High-performance IGZO/Ga2O3 dual-active-layer thin film transistor for deep UV detection

Abstract

Owing to the intrinsically wide bandgap and high uniformity, amorphous Ga2O3 (a-Ga2O3) has been illustrating a great industrial potential for large-area deep ultraviolet (UV) photosensor arrays. However, a seemingly irreconcilable contradiction between high responsivity and long persistent photoconductivity has hampered the growing pace of such devices. In this work, three-terminal InGaZnO (IGZO)/a-Ga2O3 dual-active-layer (DAL) transistors were developed to realize the ability of a-Ga2O3 as the active layer both in switching and sensing.
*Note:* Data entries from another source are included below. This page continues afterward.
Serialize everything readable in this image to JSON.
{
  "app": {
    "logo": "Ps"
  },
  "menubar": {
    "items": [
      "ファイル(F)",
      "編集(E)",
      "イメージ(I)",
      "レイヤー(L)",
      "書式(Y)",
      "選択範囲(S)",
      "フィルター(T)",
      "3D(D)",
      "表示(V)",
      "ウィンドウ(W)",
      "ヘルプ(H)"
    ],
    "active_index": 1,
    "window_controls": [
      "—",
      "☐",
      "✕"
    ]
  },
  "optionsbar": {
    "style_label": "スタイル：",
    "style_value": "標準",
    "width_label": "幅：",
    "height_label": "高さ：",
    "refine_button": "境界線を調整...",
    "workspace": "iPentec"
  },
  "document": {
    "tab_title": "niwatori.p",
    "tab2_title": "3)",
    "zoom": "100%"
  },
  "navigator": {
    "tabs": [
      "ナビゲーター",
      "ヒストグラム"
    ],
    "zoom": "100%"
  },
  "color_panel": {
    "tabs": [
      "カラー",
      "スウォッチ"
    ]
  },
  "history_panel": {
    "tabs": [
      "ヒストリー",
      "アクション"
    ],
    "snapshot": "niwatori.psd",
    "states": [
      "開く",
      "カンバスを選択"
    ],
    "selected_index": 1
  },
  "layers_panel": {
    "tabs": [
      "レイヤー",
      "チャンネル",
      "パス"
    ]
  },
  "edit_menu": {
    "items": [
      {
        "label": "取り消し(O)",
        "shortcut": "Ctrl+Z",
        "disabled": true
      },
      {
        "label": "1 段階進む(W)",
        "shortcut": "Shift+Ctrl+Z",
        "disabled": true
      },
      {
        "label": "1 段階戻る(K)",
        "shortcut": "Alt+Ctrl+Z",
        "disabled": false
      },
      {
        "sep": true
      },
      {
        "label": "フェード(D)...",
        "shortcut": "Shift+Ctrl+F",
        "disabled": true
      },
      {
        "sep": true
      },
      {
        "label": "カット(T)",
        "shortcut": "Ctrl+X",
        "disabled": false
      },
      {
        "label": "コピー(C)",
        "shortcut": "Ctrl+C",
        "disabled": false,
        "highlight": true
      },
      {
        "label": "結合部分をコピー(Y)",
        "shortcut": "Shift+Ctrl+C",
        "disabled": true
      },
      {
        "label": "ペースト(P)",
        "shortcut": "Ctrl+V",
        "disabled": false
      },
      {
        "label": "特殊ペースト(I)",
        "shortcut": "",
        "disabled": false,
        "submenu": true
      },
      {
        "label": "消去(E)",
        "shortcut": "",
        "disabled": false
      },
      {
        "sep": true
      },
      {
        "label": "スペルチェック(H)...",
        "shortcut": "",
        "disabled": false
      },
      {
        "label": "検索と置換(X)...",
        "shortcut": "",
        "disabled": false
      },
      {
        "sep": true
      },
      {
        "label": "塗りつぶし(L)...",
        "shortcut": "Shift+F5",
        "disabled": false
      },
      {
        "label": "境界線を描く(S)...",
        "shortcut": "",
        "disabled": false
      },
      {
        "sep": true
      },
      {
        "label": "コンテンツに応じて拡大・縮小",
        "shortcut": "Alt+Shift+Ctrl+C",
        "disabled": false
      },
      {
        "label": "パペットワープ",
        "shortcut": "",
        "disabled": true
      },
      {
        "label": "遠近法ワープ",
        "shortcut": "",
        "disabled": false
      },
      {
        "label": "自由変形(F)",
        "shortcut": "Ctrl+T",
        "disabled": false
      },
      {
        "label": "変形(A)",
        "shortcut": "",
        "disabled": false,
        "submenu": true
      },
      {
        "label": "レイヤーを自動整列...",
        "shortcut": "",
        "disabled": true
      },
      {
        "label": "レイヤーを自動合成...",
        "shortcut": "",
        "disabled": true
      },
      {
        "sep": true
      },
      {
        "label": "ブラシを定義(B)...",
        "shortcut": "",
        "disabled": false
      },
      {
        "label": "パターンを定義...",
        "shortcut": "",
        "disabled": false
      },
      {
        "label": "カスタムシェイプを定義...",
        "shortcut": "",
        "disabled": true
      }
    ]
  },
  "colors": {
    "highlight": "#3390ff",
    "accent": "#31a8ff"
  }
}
Benefitting from the introduction of ultrathin IGZO electron reservoir and defect control of a-Ga2O3, the DAL device demonstrates more stable and superior gate-control capability with promising performance including high on/off ratio and field-effect mobility of ∼108 and 8.3 cm2/V⋅s, respectively, as well as a small sub-threshold swing (SS) of 0.36 V/dec. Under 254 nm UV illumination, the DAL device manifests a light-to-dark ratio of ∼108, a responsivity of 4.8 × 103 A W−1, a detectivity of 8 × 1015 Jones, and a UV/visible rejection ratio (R254/R400) of 64. The simultaneous achievement of deep UV photo-detection and transistor's switching performance in a-Ga2O3 material offers excellent potential for the construction of large-area active-matrix UV photosensor arrays with the simple and low-cost fabrication process.